Aman Saliev: The alternative won’t be a system of Islam or Christianity. This will be some absolutely new system, a mix of Islam, Christianity, and secularism. The area of influence will be revised. Some new form of relations, which we don’t know yet, can possibly emerge. We will have to develop a new system of relations. When will it happen? Maybe in 100, 200, 500 years, I don’t know.
In Kyrgyzstan, this process might start in 50 years because this is quite a cumbersome and extensive process that cannot be diverted easily. The so-called rapid measures and processes, like the revolution, have not changed anything dramatically. What has changed is the status of some group of people, they live better now, but the population at large keeps on living in the same way. I don’t think Kyrgyzstan will face some fundamental changes in the society, unlike the entire world. This will be the global tendency and we can see its seeds. These processes are painful and miserable, and these changes result in the deaths of millions people. In future, they will be qualified as the drawbacks of the secular thought.
CABAR.asia: Among objective reasons for the growing religiosity in the Kyrgyz Republic, there are geopolitical projects of the Gulf States, Iran, that use Islam to strengthen their positions, particularly, in Central Asia. In your opinion, how true is that?
Aman Saliev: I think the Gulf States have had little influence here. They may have started their active campaign in Kyrgyzstan now, and it is really felt. But we should understand how it really works, how one or another religious doctrine of the Gulf States is being popularised in our country. This is a part of geopolitics. Here we speak about the Saudi Arabia, Qatar and UAE. You should understand that these countries are the integral part of the American security and economic systems. The monarchies of these countries don’t make geopolitical decisions without the agreement of their Washington-based partners. Both domestic and religious policies are built in such a way that religious leaders don’t say anything about the foreign policy and geopolitics unless permitted by the king. Roughly speaking, everything is coordinated with the Western partners.

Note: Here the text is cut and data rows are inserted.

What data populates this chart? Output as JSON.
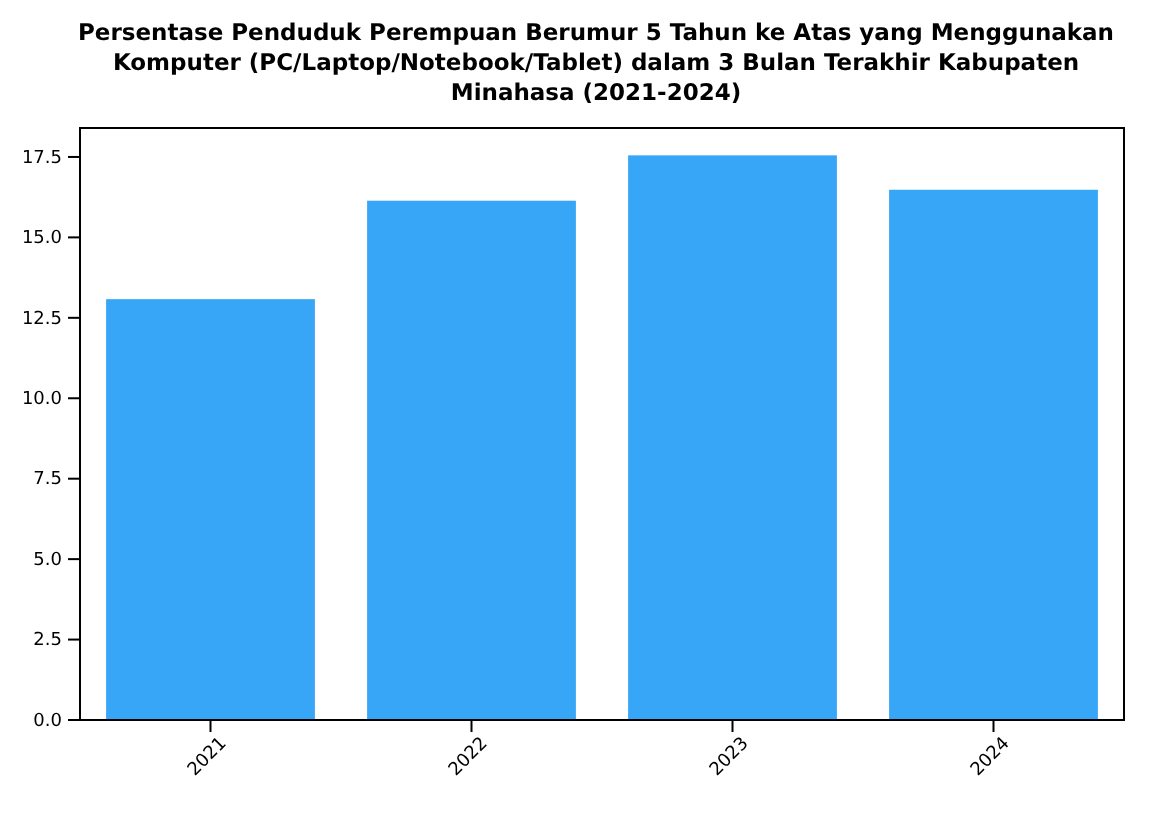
{
  "chart_data": {
    "type": "bar",
    "title": "Persentase Penduduk Perempuan Berumur 5 Tahun ke Atas yang Menggunakan Komputer (PC/Laptop/Notebook/Tablet) dalam 3 Bulan Terakhir Kabupaten Minahasa (2021-2024)",
    "categories": [
      "2021",
      "2022",
      "2023",
      "2024"
    ],
    "values": [
      13.08,
      16.14,
      17.55,
      16.48
    ],
    "color": "#38a6f7",
    "ylim": [
      0,
      18.4
    ],
    "yticks": [
      {
        "value": 0,
        "label": "0.0"
      },
      {
        "value": 2.5,
        "label": "2.5"
      },
      {
        "value": 5,
        "label": "5.0"
      },
      {
        "value": 7.5,
        "label": "7.5"
      },
      {
        "value": 10,
        "label": "10.0"
      },
      {
        "value": 12.5,
        "label": "12.5"
      },
      {
        "value": 15,
        "label": "15.0"
      },
      {
        "value": 17.5,
        "label": "17.5"
      }
    ],
    "grid": false
  }
}
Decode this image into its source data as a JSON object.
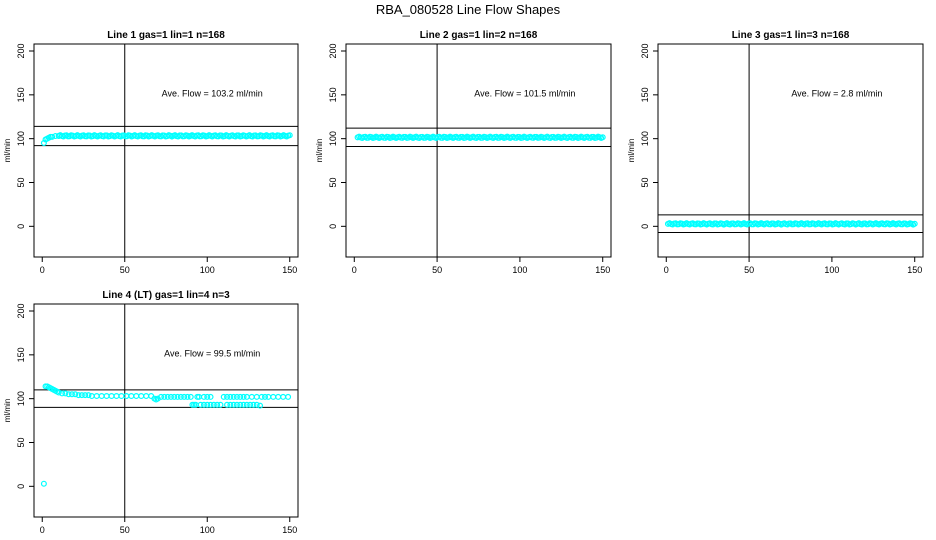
{
  "page": {
    "title": "RBA_080528  Line Flow Shapes"
  },
  "chart_data": [
    {
      "type": "scatter",
      "title": "Line 1 gas=1 lin=1 n=168",
      "ylabel": "ml/min",
      "annotation": "Ave. Flow =  103.2  ml/min",
      "xlim": [
        -5,
        155
      ],
      "ylim": [
        -35,
        208
      ],
      "xticks": [
        0,
        50,
        100,
        150
      ],
      "yticks": [
        0,
        50,
        100,
        150,
        200
      ],
      "vline": 50,
      "hlines": [
        92,
        114
      ],
      "point_color": "#00FFFF",
      "series": [
        {
          "x": [
            1,
            2,
            3,
            4,
            5,
            6,
            8,
            10
          ],
          "y": [
            95,
            99,
            100,
            101,
            102,
            102,
            103,
            103
          ]
        },
        {
          "x_range": [
            10,
            150
          ],
          "count": 150,
          "y": 103.2
        }
      ]
    },
    {
      "type": "scatter",
      "title": "Line 2 gas=1 lin=2 n=168",
      "ylabel": "ml/min",
      "annotation": "Ave. Flow =  101.5  ml/min",
      "xlim": [
        -5,
        155
      ],
      "ylim": [
        -35,
        208
      ],
      "xticks": [
        0,
        50,
        100,
        150
      ],
      "yticks": [
        0,
        50,
        100,
        150,
        200
      ],
      "vline": 50,
      "hlines": [
        91,
        112
      ],
      "point_color": "#00FFFF",
      "series": [
        {
          "x_range": [
            2,
            150
          ],
          "count": 160,
          "y": 101.5
        }
      ]
    },
    {
      "type": "scatter",
      "title": "Line 3 gas=1 lin=3 n=168",
      "ylabel": "ml/min",
      "annotation": "Ave. Flow =  2.8  ml/min",
      "xlim": [
        -5,
        155
      ],
      "ylim": [
        -35,
        208
      ],
      "xticks": [
        0,
        50,
        100,
        150
      ],
      "yticks": [
        0,
        50,
        100,
        150,
        200
      ],
      "vline": 50,
      "hlines": [
        -7,
        13
      ],
      "point_color": "#00FFFF",
      "series": [
        {
          "x_range": [
            1,
            150
          ],
          "count": 160,
          "y": 2.8
        }
      ]
    },
    {
      "type": "scatter",
      "title": "Line 4 (LT) gas=1 lin=4 n=3",
      "ylabel": "ml/min",
      "annotation": "Ave. Flow =  99.5  ml/min",
      "xlim": [
        -5,
        155
      ],
      "ylim": [
        -35,
        208
      ],
      "xticks": [
        0,
        50,
        100,
        150
      ],
      "yticks": [
        0,
        50,
        100,
        150,
        200
      ],
      "vline": 50,
      "hlines": [
        90,
        110
      ],
      "point_color": "#00FFFF",
      "series": [
        {
          "x": [
            1
          ],
          "y": [
            3
          ]
        },
        {
          "x": [
            2,
            3,
            4,
            5,
            6,
            7,
            8,
            9,
            10,
            12,
            14,
            16,
            18,
            20,
            22,
            24,
            26,
            28,
            30,
            33,
            36,
            39,
            42,
            45,
            48,
            51,
            54,
            57,
            60,
            63,
            66
          ],
          "y": [
            114,
            114,
            113,
            112,
            111,
            110,
            109,
            108,
            107,
            106,
            106,
            105,
            105,
            105,
            104,
            104,
            104,
            104,
            103,
            103,
            103,
            103,
            103,
            103,
            103,
            103,
            103,
            103,
            103,
            103,
            103
          ]
        },
        {
          "x": [
            68,
            69,
            70,
            72,
            74,
            76,
            78,
            80,
            82,
            84,
            86,
            88,
            90,
            94,
            95,
            98,
            100,
            102,
            110,
            112,
            114,
            116,
            118,
            120,
            122,
            124,
            127,
            130,
            133,
            135,
            137,
            140,
            143,
            146,
            149
          ],
          "y": [
            100,
            99,
            100,
            102,
            102,
            102,
            102,
            102,
            102,
            102,
            102,
            102,
            102,
            102,
            102,
            102,
            102,
            102,
            102,
            102,
            102,
            102,
            102,
            102,
            102,
            102,
            102,
            102,
            102,
            102,
            102,
            102,
            102,
            102,
            102
          ]
        },
        {
          "x": [
            91,
            92,
            93,
            96,
            98,
            100,
            102,
            104,
            106,
            108,
            112,
            114,
            116,
            118,
            120,
            122,
            124,
            126,
            128,
            130,
            132
          ],
          "y": [
            93,
            93,
            93,
            93,
            93,
            93,
            93,
            93,
            93,
            93,
            93,
            93,
            93,
            93,
            93,
            93,
            93,
            93,
            93,
            93,
            92
          ]
        }
      ]
    }
  ]
}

When these people bring some ideas, radical, destructive, purely terroristic, or some theological thought into our country, we should understand that in the 21st century this is geopolitics. If our society, our professional classes, our functionaries, our religious leaders don’t think and don’t understand such things at the national level, we are not safe. To be safe, we should understand what we deal with. Those decision-making individuals and public agencies that work with these issues should have an appropriate level of competency, professionalism and perception of such things, and, above all, sense of conscience, the lack of which contributes to the unhindered implementation of radical ideas through the use of money. We should understand that people and especially functionaries, politicians engaged in this sphere should have appropriate morals, in addition to the knowledge, in order to be able to refuse to accept some gifts or financial aid provided in exchange for certain preferences within our society.
We should solve the radicalism issues not through the use of force or bans. We should educate the population, work with the young people, and give explanations to people. If we do these duly, we can reduce significantly the role of these radical trends in our society, within a short time. The problem is that people that popularise these [destructive] doctrines are financially motivated and have external indirect support. This is the problem.
The interview was held by Timur Toktonaliev, an IWPR editor for Kyrgyzstan.